Temperatures there are soaring to 48 degrees celsius with up to 15 hours of power-cuts owing to an ongoing national energy crisis preventing residents from using air conditioners or electric fans.

The town's bazaar was packed by tribesmen waiting for their relatives along the single road that connects Bannu to the tribal area and is currently dominated by military convoys.

Laver Khan 50, a dry fruit supplier from Datta Khel village who had arrived last week said he had rented a house for 25 members of his family.

"At least they (authorities) should have given us enough time to vacate our areas," Khan said, telling AFP that dozens of other family members had been trapped and were now waiting for a break in the curfew to escape.

"I haven't contacted them for days, I am worried what is happening there," he added.

Haji Saleem Khan, 60 and who arrived from Mir Ali last week, said: "They killed women and children in the air strikes, I myself took out dead bodies from under the rubble.

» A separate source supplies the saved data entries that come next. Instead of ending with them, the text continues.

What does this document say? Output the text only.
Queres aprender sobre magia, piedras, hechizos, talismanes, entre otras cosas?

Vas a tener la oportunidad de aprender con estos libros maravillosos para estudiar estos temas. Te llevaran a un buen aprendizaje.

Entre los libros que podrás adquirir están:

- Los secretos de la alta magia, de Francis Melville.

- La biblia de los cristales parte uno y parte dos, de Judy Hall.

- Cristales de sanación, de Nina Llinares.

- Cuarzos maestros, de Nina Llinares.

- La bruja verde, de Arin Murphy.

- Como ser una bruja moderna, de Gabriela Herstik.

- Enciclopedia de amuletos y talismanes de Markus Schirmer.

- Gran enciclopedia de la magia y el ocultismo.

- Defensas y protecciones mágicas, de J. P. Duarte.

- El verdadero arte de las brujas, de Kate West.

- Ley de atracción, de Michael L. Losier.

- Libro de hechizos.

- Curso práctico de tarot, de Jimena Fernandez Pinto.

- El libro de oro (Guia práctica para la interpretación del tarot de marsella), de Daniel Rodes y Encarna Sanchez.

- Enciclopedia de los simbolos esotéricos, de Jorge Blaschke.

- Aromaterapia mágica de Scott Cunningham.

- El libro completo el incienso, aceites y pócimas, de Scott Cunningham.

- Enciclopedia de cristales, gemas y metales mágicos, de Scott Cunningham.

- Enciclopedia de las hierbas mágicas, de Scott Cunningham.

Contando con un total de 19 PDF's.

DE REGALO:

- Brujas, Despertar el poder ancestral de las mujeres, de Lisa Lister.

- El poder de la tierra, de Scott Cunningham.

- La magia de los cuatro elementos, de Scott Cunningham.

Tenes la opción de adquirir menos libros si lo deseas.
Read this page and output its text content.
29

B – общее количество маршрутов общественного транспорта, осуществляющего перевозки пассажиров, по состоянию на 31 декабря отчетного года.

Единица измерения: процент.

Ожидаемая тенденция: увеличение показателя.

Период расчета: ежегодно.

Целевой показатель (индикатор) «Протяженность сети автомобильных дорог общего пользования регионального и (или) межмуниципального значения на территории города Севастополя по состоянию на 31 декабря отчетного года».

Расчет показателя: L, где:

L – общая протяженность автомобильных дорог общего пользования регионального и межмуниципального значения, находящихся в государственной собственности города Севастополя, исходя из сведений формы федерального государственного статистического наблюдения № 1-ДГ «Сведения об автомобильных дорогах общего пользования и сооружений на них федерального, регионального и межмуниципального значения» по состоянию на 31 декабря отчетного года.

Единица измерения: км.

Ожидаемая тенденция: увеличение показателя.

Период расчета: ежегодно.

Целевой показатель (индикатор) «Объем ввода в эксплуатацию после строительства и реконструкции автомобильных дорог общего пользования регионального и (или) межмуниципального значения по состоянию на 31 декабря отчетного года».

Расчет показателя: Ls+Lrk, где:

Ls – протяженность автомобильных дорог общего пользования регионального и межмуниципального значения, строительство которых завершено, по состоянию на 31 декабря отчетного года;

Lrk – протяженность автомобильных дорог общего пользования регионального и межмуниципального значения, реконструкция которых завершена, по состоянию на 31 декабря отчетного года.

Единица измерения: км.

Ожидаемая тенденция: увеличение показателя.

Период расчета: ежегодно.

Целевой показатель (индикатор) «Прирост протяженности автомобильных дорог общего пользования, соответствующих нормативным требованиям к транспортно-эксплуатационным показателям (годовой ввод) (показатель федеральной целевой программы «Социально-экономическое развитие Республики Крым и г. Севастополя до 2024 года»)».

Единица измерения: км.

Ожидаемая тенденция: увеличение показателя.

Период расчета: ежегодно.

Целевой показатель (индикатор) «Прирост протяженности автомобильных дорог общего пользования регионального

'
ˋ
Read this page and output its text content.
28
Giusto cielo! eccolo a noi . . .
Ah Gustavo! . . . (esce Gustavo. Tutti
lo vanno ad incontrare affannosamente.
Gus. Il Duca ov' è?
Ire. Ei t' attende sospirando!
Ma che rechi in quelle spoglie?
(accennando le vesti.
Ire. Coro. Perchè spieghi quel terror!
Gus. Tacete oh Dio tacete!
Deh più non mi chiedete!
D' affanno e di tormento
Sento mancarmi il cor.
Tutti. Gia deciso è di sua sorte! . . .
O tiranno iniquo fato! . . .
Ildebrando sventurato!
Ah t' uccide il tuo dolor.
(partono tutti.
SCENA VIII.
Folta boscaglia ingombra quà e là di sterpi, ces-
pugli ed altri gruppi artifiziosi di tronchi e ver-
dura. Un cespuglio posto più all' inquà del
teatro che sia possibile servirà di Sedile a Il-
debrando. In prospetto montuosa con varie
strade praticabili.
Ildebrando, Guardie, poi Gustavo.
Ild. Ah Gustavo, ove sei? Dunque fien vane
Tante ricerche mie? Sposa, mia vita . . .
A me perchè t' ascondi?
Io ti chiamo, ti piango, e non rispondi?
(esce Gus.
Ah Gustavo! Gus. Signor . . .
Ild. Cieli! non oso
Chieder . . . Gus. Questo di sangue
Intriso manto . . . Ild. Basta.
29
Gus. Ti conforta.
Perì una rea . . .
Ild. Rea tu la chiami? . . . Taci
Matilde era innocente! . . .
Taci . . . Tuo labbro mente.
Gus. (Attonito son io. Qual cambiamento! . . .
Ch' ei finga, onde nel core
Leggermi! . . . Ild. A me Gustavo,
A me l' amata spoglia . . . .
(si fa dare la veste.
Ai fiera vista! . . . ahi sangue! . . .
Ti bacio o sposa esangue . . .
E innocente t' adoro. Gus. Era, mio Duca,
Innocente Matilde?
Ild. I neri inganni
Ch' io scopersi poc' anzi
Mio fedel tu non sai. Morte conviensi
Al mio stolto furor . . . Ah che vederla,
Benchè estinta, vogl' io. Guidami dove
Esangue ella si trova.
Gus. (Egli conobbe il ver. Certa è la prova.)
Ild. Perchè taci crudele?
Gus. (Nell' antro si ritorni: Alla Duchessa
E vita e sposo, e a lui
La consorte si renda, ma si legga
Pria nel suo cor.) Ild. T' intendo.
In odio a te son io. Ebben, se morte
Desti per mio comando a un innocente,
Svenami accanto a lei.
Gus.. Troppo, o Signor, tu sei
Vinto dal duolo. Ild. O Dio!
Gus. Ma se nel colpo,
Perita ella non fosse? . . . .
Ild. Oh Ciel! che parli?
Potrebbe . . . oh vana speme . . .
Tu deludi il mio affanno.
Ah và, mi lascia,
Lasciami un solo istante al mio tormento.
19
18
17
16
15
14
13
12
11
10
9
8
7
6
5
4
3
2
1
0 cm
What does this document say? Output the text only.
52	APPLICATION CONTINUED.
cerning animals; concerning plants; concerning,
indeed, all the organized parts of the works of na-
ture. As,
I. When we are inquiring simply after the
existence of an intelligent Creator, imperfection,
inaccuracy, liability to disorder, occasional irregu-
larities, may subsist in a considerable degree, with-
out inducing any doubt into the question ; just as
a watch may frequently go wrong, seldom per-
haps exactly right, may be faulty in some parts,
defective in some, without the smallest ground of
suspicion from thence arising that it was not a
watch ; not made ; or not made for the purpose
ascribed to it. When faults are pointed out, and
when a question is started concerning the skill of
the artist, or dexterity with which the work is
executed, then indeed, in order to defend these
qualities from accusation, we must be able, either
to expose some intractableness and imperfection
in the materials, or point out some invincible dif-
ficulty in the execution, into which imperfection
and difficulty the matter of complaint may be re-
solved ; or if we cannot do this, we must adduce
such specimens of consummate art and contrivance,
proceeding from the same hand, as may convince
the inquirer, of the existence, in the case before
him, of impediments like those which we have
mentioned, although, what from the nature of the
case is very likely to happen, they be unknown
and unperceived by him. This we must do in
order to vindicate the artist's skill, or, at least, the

"We support a real operation against militants but with this type of bombing they are killing many innocent people."

Rents in the town have gone up five-fold, residents reported, while two camps built on the outskirts lie almost unused because of the soaring heat, lack of electricity and running water.

Sharif has said the offensive will usher in peace but militants vowed revenge and warned foreign firms to leave the country.

The army has deployed tanks, ground troops and jets in the area but has encountered relatively little resistance so far, with the majority of alleged militant deaths resulting from air strikes.

Pakistan's army has so far lost eight soldiers, according to officials.